La Dre Généreux a toutefois été la première à pouvoir travailler à partir de chez elle, dès la fin de semaine dernière, après qu’on ait pu s’assurer que les données étaient bien protégées sur son réseau à domicile.

« L’organisation fait des efforts pour pouvoir rendre le télétravail possible, mais c’est un défi parce que nous travaillons avec des dossiers papier et parce que les données doivent être sécurisées », explique la médecin-conseil de la Santé publique de l’Estrie.

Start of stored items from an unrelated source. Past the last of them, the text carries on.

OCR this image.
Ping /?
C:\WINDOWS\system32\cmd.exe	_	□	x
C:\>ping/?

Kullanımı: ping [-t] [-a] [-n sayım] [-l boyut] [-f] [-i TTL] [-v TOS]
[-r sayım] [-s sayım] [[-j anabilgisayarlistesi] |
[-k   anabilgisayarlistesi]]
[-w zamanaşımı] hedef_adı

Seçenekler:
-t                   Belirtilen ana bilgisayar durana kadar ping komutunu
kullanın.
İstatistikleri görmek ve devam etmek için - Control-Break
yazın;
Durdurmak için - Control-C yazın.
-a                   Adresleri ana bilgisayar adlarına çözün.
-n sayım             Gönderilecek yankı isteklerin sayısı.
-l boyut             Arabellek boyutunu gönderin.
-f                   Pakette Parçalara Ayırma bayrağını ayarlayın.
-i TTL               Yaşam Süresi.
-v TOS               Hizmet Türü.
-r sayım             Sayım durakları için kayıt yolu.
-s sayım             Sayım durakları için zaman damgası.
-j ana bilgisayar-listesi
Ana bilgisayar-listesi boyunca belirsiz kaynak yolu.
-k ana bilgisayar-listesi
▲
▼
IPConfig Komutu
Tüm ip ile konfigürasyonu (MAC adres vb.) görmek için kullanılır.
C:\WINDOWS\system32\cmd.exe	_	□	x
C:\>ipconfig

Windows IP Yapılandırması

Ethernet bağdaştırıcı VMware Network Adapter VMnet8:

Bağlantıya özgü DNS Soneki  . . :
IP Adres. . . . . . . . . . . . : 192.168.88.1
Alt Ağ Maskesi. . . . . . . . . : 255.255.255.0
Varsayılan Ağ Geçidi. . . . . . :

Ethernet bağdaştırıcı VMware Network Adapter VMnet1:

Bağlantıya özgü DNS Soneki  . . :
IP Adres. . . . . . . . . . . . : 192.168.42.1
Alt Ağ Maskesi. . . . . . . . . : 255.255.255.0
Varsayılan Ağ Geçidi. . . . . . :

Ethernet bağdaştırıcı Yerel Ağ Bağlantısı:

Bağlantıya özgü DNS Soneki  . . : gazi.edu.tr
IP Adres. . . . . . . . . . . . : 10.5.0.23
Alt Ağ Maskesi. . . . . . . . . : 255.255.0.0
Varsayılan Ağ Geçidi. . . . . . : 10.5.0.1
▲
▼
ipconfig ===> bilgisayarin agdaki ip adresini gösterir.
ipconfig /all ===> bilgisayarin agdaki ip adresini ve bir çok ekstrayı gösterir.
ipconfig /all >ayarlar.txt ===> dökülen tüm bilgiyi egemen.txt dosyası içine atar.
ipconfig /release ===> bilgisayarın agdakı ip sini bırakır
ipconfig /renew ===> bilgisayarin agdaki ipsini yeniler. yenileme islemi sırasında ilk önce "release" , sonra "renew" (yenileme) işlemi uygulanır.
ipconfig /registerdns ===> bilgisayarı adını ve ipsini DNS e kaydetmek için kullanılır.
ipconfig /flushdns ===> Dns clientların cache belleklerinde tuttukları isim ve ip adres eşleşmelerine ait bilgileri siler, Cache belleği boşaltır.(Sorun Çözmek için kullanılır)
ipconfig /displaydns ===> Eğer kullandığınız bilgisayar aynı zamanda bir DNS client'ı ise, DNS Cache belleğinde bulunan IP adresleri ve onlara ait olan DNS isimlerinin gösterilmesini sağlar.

« Je trouve ça difficile de ne plus pouvoir les voir ni leur faire de câlins le soir. »
Mélissa Généreux

Si elle travaille à partir de la maison, la Dre Généreux a dû faire un important sacrifice, celui de se séparer de ses enfants pour 14 jours afin de les protéger durant sa quarantaine.

« Je trouve ça difficile de ne plus pouvoir les voir ni leur faire de câlins le soir. C’était un peu mon bonbon, ma récompense en arrivant du travail de pouvoir les prendre dans mes bras et j’ai perdu ça. J’ai mon 14 jours à purger... Mais je dois dire que je ne suis pas la seule, c’est aussi la situation de nombreux membres de l’équipe de la Santé publique en ce moment... », soupire-t-elle.

La fatigue est déjà bien palpable chez tous les membres de la Santé publique. Les gens continueront de travailler par passion. Ils ne comptent plus les jours de travail en ligne ni les heures travaillées dans chaque journée. « Ce qu’on fait en ce moment, c’est un peu le summum de ce qui nous a amenés à choisir de travailler en santé publique. Notre travail sert vraiment à freiner la propagation de pandémie », clame-t-elle.

Personne ne peut encore dire combien de temps durera la crise. L’équipe pourra-t-elle maintenir le rythme pendant des jours et des semaines, voire davantage?

« J’ai un peu peur à l’après, quand on retrouvera notre travail normal… Mais il y a aussi notre capacité à faire face au stress au quotidien… Je ne sais pas trop ce qui arrivera après, je n’ai pas la capacité de me projeter aussi loin pour le moment », indique Mélissa Généreux après un moment de réflexion.